04 de marzo 2024 - 00:45

Si Ludwig Wittgenstein hubiera visto al Cristo del Calvario en la Madrugada, o si ayer hubiera pasado por su besapié, habría recordado su frase memorable: “De lo que no se puede hablar es mejor callarse”. El Cristo del Calvario, hasta tal punto su presencia exige el despojamiento de todo, también de palabras, invita a callarse. Impone un silencio que no es olvido, indiferencia ante lo que no suscita devoción, provoca emociones o inspira palabras. Marca, por el contrario, el límite que excede las posibilidades del lenguaje. Solo Juan Sierra, que fue nazareno suyo atrapado por ese algo inexpresable que hace su carisma, ha logrado encontrar las palabras justas, las únicas, que sobre él pueden decirse: el poema sobre el tránsito del Calvario por la Catedral y el artículo El esparto, en el que contó por qué se hizo hermano del Calvario.

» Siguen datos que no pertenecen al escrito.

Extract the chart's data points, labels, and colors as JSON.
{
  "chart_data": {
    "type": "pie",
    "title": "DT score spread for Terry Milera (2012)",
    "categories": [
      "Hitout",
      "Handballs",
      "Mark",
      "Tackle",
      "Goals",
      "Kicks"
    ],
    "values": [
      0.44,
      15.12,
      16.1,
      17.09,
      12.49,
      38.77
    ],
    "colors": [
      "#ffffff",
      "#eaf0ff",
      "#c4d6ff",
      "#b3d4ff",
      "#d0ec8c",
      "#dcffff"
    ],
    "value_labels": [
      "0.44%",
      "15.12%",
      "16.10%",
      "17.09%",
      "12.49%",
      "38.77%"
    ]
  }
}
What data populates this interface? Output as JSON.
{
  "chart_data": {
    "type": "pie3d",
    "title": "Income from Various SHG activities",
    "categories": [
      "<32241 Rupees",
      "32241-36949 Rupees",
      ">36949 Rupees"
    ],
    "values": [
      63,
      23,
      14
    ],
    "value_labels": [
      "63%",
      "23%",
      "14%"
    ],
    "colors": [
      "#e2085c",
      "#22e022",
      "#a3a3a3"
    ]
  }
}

Veía la Madrugada con Manolo Sánchez Pizjuán y Alejandro Collantes. “Acaba de pasar la Macarena –escribe– y todavía flotaba en el ambiente esa espuma de claridad que va dejando el tránsito de la Virgen maravillosa”. Empezaron a pasar “unos nazarenos negros con cinturón de esparto” trayendo un Cristo muerto. Su cabeza “agachada y humilde, enlazaba bellamente con todo lo cóncavo del cielo” y su figura “taladraba el aire de la noche”. “Al día siguiente, Alejandro Collantes y yo formamos el decidido propósito de hacernos hermanos de aquella cofradía”. Muchas Madrugadas –“sequedad, soledad”– salieron en ella “embutidos en nuestro esparto, humildes y silenciosos”.

Sequedad, soledad… La historia de esta cofradía es la del despojamiento exigido por su Cristo del Calvario. Fue la primera que sustituyó el oro de los canastos por el rigor de la caoba, la primera que sustituyó candelabros o faroles por la severidad de los hachones, la primera que quitó la orla de las convocatorias –un hallazgo de los Sáenz de Gráficas del Sur: tres generaciones de hermanos del Calvario– por una desnudez solo presidida por el magnífico dibujo de la cabeza “agachada y humilde” del Cristo y la única que hasta hoy, y así por siempre sea, no adoptó el monte de claveles, dejando a la vista la roca que da nombre al Cristo, solo ornada por algunos lirios dispersos, como dejados caer. Lo mismo exige con las palabras. Mejor callarse. O decir solo las precisas, cuantas menos mejor, como si fueran los lirios sueltos de su paso o los claveles confinados en sus dos jarras.